The island nation is known for roti, a flatbread that arrived with laborers from India beginning in the 1830s. Like “taco,” the term refers not only to the wrapper but to the filling inside: savory curried chicken, spicy curried goat, succulent curried potatoes and sweet curried pumpkin, to name a few.
From rural shacks with rusty galvanized roofs to top dining establishments in the capital of Port-of-Spain, roti is as common in Trinidad and Tobago as fast-food hamburgers are here.
“At every corner in T&T there’s a roti shop,’’ says Elsie Chin, owner of LC Roti in the Norland neighborhood of North Miami-Dade. “Everybody buys roti in Trinidad — even the people who know how to make it!”

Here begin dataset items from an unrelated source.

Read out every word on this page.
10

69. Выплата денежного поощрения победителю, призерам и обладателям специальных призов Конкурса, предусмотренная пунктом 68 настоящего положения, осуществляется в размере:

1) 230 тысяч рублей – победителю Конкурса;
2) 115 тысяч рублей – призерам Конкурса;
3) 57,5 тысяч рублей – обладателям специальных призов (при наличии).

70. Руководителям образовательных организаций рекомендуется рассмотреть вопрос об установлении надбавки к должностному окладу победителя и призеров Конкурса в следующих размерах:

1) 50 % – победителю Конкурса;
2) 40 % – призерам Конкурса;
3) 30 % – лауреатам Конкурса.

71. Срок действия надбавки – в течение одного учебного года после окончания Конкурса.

Thanks to Chin and other Trinidadian entrepreneurs, you can get your roti fix without venturing far from your neighborhood. Here’s a guided tour of three shops that span South Florida.
LC Roti Shop
Calypso music beckons from the propped-open door of Chin’s shop.

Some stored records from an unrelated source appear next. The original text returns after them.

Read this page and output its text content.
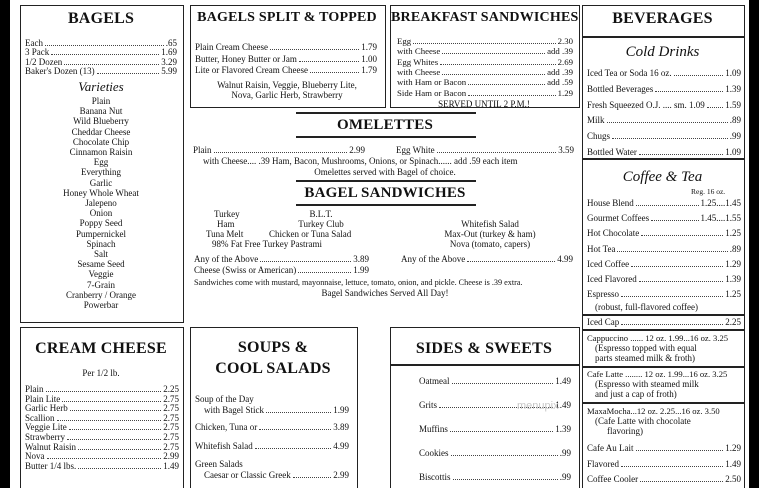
BAGELS
Each	.65
3 Pack	1.69
1/2 Dozen	3.29
Baker's Dozen (13)	5.99
Varieties
Plain
Banana Nut
Wild Blueberry
Cheddar Cheese
Chocolate Chip
Cinnamon Raisin
Egg
Everything
Garlic
Honey Whole Wheat
Jalepeno
Onion
Poppy Seed
Pumpernickel
Spinach
Salt
Sesame Seed
Veggie
7-Grain
Cranberry / Orange
Powerbar
BAGELS SPLIT & TOPPED
Plain Cream Cheese	1.79
Butter, Honey Butter or Jam	1.00
Lite or Flavored Cream Cheese	1.79
Walnut Raisin, Veggie, Blueberry Lite,
Nova, Garlic Herb, Strawberry
BREAKFAST SANDWICHES
Egg	2.30
with Cheese	add .39
Egg Whites	2.69
with Cheese	add .39
with Ham or Bacon	add .59
Side Ham or Bacon	1.29
SERVED UNTIL 2 P.M.!
OMELETTES
Plain	2.99	Egg White	3.59
with Cheese.... .39 Ham, Bacon, Mushrooms, Onions, or Spinach...... add .59 each item
Omelettes served with Bagel of choice.
BAGEL SANDWICHES
Turkey
Ham
Tuna Melt
B.L.T.
Turkey Club
Chicken or Tuna Salad
98% Fat Free Turkey Pastrami
Whitefish Salad
Max-Out (turkey & ham)
Nova (tomato, capers)
Any of the Above	3.89
Cheese (Swiss or American)	1.99
Any of the Above	4.99
Sandwiches come with mustard, mayonnaise, lettuce, tomato, onion, and pickle. Cheese is .39 extra.
Bagel Sandwiches Served All Day!
BEVERAGES
Cold Drinks
Iced Tea or Soda 16 oz.	1.09
Bottled Beverages	1.39
Fresh Squeezed O.J. .... sm. 1.09 1.59
Milk	.89
Chugs	.99
Bottled Water	1.09
Coffee & Tea
Reg. 16 oz.
House Blend	1.25....1.45
Gourmet Coffees	1.45....1.55
Hot Chocolate	1.25
Hot Tea	.89
Iced Coffee	1.29
Iced Flavored	1.39
Espresso	1.25
(robust, full-flavored coffee)
Iced Cap	2.25
Cappuccino ...... 12 oz. 1.99...16 oz. 3.25
(Espresso topped with equal
parts steamed milk & froth)
Cafe Latte ........ 12 oz. 1.99...16 oz. 3.25
(Espresso with steamed milk
and just a cap of froth)
MaxaMocha...12 oz. 2.25...16 oz. 3.50
(Cafe Latte with chocolate
flavoring)
Cafe Au Lait	1.29
Flavored	1.49
Coffee Cooler	2.50
CREAM CHEESE
Per 1/2 lb.
Plain	2.25
Plain Lite	2.75
Garlic Herb	2.75
Scallion	2.75
Veggie Lite	2.75
Strawberry	2.75
Walnut Raisin	2.75
Nova	2.99
Butter 1/4 lbs.	1.49
SOUPS &
COOL SALADS
Soup of the Day
with Bagel Stick	1.99
Chicken, Tuna or	3.89
Whitefish Salad	4.99
Green Salads
Caesar or Classic Greek	2.99
SIDES & SWEETS
Oatmeal	1.49
Grits	1.49
Muffins	1.39
Cookies	.99
Biscottis	.99
menupix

“Everbody else playin’ dey music. We need to play we own too! It does make everybody feel welcome,’’ Chin says in her melodious patois.

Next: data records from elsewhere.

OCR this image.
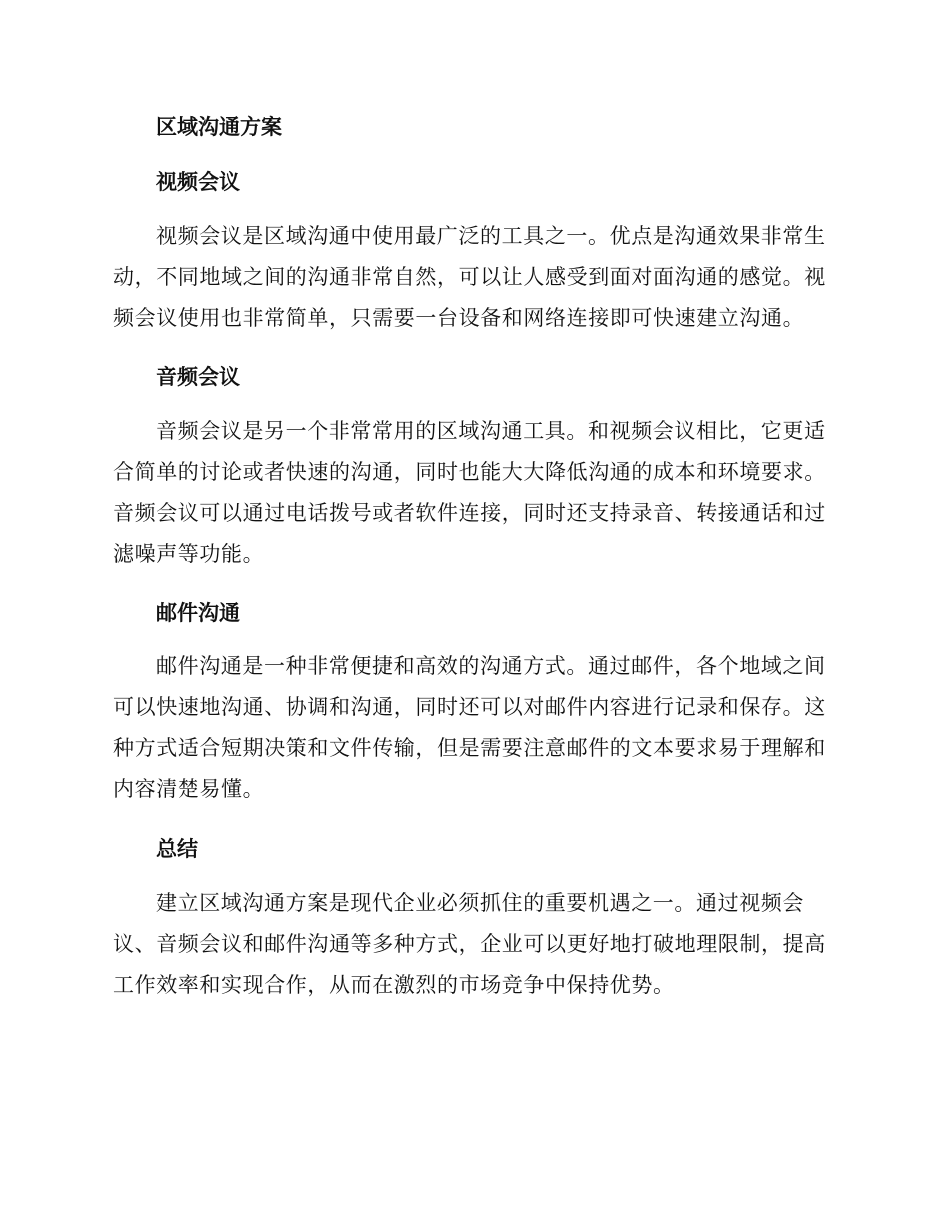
区域沟通方案
视频会议

视频会议是区域沟通中使用最广泛的工具之一。优点是沟通效果非常生动，不同地域之间的沟通非常自然，可以让人感受到面对面沟通的感觉。视频会议使用也非常简单，只需要一台设备和网络连接即可快速建立沟通。

音频会议

音频会议是另一个非常常用的区域沟通工具。和视频会议相比，它更适合简单的讨论或者快速的沟通，同时也能大大降低沟通的成本和环境要求。音频会议可以通过电话拨号或者软件连接，同时还支持录音、转接通话和过滤噪声等功能。

邮件沟通

邮件沟通是一种非常便捷和高效的沟通方式。通过邮件，各个地域之间可以快速地沟通、协调和沟通，同时还可以对邮件内容进行记录和保存。这种方式适合短期决策和文件传输，但是需要注意邮件的文本要求易于理解和内容清楚易懂。

总结

建立区域沟通方案是现代企业必须抓住的重要机遇之一。通过视频会议、音频会议和邮件沟通等多种方式，企业可以更好地打破地理限制，提高工作效率和实现合作，从而在激烈的市场竞争中保持优势。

She and her husband (known simply as Chin) opened one of the first roti shops in South Florida in 1985 at 81st Street and Biscayne Boulevard. Few Trinidadians lived in the area, and it was not an easy road.
“I made only $40 that first day; it was very discouraging, but I hung in there,” says Elsie Chin, whose close-cropped do tinted a vibrant burgundy makes it hard to believe she is in her 60s.
The Chins soon relocated to Norland, and found success with its many Caribbean residents.
“My East Indian heritage is that Indian girls are taught to cook in order to prepare for marriage,” she says. “Trini roti is more than food; it’s a culture, much like Carnival and calypso.’’
LC Roti Shop is a gathering spot for generations of Trinidadians and a magnet for top South Florida chefs and national names including PBS travel and food host Burt Wolf, who featured it in his 2009 book, Real American Food.
“Roti is my favorite dish at LC’s, particularly when the filling is curried conch or curried shrimp,’’ says Allen Susser, whose current ventures include Books & Books Café by Chef Allen in Coral Gables.
“Elsie is a wonderful person — a woman of heart who makes you feel warm and comfortable. Passion for cooking and joy come right out of her pores,’’ Susser says.
“My menu has been the same from day one,” Chin says.
Among the highlights: Curried beef, goat, shrimp, chicken, aloo pie, fried dough filled with curried potatoes and vegetable roti.
Wash them down with Mauby, seamoss or sorrel, traditional Trinidadian beverages. Mauby, a bitter, pungent bark, is boiled, and the extract is sweetened with cane sugar and spiked with Trinidad’s renowned Angostura Bitters. The main ingredient in seamoss is seaweed blended with sweetened condensed milk, nutmeg and cloves. Sorrel is made from burgundy-colored sorrel flowers, sweetened with cane sugar and blended with orange peel, cloves and alcohol.